Monday, August 1, 2011

BOOK REVIEW: KNIT NORO

I will begin with admitting that although I always admired Eisaku Noro's yarns for their color combinations and the texture, I did not see how I could apply it to my design style. I was almost afraid to work with it. The yarn had a very strong character that had to be translated into a vibrant and dynamic design. Working on the proposal of some designs for this book I became more aware of the yarn and my swatches showed that there are plenty of designs that can utilize what yarn is trying to say.

When the book came out I saw how different designers translated the yarn's story into their own style and produced one masterpiece after another. In fact, there are 30 beautiful designs in this book ranging from simple in construction and technique to, believe it or not, a Fair Isle Cardigan. The photography is superb. You do not have to be a knitter to like the look of this book.

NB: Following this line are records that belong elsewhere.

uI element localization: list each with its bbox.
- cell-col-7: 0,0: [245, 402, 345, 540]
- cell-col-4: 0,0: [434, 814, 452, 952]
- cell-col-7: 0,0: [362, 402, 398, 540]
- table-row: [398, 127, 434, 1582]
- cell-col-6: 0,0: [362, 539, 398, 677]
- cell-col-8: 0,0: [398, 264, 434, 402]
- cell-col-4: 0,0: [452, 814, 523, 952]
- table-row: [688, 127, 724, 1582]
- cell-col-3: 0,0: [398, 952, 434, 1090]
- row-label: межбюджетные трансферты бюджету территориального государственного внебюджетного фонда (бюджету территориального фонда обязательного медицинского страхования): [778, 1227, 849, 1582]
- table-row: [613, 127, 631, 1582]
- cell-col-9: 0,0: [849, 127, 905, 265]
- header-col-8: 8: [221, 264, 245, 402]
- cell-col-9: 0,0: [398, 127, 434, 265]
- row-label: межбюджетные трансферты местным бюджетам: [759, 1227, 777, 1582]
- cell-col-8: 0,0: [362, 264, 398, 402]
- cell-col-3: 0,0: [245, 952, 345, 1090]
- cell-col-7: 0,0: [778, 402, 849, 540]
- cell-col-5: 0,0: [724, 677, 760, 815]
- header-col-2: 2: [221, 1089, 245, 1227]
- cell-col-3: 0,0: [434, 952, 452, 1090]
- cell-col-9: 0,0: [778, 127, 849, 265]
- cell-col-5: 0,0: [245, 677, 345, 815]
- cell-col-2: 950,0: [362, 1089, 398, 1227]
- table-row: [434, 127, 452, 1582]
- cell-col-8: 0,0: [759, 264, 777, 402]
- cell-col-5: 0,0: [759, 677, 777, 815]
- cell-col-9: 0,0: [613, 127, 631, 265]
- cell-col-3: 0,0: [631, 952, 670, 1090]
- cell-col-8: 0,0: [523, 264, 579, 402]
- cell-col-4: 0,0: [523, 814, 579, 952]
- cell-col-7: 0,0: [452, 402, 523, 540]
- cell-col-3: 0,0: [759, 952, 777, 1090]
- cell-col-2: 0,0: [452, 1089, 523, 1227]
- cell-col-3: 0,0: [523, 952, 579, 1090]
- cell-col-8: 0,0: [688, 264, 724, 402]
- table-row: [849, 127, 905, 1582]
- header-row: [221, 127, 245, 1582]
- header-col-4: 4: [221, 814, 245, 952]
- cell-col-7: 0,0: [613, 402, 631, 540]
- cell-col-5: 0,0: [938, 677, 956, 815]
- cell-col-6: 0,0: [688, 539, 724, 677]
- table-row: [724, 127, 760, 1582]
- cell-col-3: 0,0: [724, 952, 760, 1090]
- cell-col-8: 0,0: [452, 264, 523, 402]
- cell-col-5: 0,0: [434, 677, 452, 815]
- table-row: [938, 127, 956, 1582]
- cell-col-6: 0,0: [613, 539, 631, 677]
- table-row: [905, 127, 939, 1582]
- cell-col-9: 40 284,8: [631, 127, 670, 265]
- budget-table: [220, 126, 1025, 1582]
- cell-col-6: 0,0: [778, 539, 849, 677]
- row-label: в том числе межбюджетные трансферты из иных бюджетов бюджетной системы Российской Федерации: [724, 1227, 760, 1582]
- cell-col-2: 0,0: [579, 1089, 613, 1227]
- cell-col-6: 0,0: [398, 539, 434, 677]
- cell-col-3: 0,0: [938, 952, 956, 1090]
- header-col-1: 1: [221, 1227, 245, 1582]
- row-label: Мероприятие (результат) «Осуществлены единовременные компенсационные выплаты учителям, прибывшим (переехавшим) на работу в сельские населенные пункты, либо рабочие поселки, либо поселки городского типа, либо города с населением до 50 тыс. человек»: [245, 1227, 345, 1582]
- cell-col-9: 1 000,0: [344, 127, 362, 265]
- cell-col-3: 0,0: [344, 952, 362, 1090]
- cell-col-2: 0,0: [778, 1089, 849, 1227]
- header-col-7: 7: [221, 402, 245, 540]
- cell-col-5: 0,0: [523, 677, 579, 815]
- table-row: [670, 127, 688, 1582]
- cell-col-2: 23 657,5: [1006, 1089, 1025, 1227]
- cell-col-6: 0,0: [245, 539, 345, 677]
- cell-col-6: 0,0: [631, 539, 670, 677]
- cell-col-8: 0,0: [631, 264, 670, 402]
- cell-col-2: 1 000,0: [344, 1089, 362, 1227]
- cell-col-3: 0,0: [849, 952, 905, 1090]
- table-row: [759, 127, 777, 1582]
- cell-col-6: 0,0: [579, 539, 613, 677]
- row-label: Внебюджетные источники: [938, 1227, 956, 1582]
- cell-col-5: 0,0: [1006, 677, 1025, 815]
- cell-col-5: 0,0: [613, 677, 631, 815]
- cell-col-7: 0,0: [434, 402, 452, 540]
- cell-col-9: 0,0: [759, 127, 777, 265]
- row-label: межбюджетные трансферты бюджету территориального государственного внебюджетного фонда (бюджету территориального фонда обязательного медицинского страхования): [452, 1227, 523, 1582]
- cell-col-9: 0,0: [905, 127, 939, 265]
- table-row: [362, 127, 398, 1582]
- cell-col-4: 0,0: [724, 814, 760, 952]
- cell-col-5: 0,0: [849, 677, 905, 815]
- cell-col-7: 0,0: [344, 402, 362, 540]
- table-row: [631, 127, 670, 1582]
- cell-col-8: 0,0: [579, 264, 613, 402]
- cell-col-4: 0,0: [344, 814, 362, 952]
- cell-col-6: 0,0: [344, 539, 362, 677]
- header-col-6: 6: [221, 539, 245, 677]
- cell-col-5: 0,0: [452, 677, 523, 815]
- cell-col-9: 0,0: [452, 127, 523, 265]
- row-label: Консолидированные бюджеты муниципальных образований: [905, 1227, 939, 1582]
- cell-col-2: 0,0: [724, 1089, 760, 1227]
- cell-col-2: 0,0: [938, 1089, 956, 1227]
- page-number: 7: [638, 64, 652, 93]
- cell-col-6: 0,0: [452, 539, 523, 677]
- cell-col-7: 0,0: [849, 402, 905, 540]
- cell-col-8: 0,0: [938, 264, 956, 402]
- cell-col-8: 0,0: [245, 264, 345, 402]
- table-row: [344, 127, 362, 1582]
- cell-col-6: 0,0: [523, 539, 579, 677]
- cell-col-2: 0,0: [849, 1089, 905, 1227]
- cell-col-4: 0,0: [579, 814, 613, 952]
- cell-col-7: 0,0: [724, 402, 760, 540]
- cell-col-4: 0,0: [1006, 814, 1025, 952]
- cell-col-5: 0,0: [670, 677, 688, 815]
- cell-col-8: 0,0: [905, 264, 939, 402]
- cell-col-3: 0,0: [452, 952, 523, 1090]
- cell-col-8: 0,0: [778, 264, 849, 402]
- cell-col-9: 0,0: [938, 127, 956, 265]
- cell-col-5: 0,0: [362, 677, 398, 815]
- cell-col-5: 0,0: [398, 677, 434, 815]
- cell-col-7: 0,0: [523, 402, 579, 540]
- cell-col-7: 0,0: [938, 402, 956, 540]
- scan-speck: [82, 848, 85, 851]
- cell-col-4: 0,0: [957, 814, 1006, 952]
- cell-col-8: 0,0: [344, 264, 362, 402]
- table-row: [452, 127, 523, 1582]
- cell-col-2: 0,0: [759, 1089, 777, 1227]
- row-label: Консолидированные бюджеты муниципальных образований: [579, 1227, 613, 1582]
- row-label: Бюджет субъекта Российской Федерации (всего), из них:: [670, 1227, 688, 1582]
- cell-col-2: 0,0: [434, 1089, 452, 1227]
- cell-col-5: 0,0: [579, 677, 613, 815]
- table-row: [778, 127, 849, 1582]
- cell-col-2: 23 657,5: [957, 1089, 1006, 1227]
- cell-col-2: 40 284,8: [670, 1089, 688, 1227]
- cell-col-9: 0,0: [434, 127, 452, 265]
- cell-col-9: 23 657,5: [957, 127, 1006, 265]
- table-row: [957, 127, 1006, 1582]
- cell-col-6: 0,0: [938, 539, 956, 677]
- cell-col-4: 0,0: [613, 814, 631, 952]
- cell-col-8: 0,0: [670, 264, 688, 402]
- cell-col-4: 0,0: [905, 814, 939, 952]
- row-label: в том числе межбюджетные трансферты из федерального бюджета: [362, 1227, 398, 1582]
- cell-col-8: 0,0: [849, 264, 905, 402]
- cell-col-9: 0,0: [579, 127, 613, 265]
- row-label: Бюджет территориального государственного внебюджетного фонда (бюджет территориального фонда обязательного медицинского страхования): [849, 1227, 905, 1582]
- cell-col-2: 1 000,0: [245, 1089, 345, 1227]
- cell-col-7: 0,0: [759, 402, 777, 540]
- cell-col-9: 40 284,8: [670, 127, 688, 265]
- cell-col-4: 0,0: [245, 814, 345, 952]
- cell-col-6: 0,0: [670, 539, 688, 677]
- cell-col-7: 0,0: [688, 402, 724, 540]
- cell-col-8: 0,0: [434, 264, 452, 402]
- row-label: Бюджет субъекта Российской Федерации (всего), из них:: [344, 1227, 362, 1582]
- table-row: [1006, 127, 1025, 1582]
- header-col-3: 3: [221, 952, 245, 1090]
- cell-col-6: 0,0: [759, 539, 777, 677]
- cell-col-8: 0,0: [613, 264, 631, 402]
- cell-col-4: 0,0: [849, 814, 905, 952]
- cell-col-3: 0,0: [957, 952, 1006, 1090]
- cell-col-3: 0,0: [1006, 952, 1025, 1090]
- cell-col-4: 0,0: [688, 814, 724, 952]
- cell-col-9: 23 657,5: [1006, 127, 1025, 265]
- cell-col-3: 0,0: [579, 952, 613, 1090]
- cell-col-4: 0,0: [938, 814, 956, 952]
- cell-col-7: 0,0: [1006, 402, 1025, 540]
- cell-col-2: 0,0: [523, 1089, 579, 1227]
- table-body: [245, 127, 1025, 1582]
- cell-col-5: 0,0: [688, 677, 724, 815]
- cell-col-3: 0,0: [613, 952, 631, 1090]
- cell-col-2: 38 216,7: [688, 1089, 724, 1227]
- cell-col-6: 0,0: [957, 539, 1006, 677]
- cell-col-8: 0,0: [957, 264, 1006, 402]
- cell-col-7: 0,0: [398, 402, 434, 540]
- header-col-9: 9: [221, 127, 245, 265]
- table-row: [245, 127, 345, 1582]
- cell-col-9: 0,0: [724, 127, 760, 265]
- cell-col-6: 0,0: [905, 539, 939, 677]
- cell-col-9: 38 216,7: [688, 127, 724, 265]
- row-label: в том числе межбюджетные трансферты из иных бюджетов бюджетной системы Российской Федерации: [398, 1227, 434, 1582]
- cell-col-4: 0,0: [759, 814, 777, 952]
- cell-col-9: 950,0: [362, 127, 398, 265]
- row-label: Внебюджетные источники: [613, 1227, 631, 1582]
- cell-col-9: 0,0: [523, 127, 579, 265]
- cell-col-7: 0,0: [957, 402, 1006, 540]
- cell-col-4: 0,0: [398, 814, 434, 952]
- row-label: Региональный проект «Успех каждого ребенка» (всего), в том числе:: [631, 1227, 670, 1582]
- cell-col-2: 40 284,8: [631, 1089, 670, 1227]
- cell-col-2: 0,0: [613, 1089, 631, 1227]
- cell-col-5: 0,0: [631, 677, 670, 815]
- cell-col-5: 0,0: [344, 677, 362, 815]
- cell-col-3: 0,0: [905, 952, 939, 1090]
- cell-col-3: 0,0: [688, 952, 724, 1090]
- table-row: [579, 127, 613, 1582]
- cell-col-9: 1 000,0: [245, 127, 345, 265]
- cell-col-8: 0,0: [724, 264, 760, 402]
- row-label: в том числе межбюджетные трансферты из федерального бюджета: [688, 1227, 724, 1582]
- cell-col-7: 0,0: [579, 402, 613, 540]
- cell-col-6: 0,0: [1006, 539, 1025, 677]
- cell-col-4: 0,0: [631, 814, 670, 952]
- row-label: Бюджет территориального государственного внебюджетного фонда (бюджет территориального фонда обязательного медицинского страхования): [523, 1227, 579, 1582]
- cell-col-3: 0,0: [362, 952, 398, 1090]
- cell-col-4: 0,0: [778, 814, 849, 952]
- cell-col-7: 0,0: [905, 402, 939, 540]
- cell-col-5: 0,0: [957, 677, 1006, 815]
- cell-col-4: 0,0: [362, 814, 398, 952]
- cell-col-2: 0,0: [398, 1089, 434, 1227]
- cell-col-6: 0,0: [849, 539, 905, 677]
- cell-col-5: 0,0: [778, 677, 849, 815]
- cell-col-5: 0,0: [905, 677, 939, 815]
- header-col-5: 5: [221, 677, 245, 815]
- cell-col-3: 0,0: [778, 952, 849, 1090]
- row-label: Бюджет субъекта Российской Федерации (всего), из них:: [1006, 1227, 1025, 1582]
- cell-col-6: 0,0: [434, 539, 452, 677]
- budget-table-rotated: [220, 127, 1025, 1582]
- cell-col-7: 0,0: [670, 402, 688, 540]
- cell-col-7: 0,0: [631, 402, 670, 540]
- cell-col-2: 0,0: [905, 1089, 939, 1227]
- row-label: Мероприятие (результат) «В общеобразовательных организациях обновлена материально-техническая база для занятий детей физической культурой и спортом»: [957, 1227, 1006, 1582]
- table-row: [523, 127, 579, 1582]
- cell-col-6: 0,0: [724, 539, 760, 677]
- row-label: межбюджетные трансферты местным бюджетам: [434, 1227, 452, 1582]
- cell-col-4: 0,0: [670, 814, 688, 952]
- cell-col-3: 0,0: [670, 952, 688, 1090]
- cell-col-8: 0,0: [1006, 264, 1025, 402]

Above is a photo of its hard cover with a stunning design
by Theresa Schabes called Belted Cardigan Vest.

The endpapers and the background of all photos are the motifs of Country French wallpaper which beautifully contrast some contemporary designs and at the same time complement the ones that look vintage.


As I mentioned, there are 30 designs in this book. I will choose a few that caught my eye.


Parasol Lace Vest by Edna Hart
I love how the same yarn looks differently in lace and the wide rib.

Trinity Stitch Sweater by Valentina Devine

This three-dimensional stitch pattern gives more depth to each color. The designer is suggesting
to play with colors by breaking the strand and choosing what color you want to be next. I think this is a brilliant design.

Cabled Cap by Faina Goberstein

I leave no comments here since this is my design :) I used 2 skeins of Silk Garden for this hat and when I needed to join the second skein I also chose with which color to start.

Fair Isle Cap by Carol Sulcoski

It is knit with Kureyon and Carol is very cleverly using the same skein from both ends to have two colors she needs for this technique. I love this hat also for the fact that it does not look like a very typical project from Noro yarns.

Fair Isle Cardigan by Mary Scott Huff

Made in Silk Garden Sock Yarn. When I saw this one, the only thing I could say is: "Wow!!"
This is what I like about books that have many different designers working on the same theme. Every one of these designs are different and exciting.

Overall this is a masterpiece and a well-deserved praise to NORO yarns.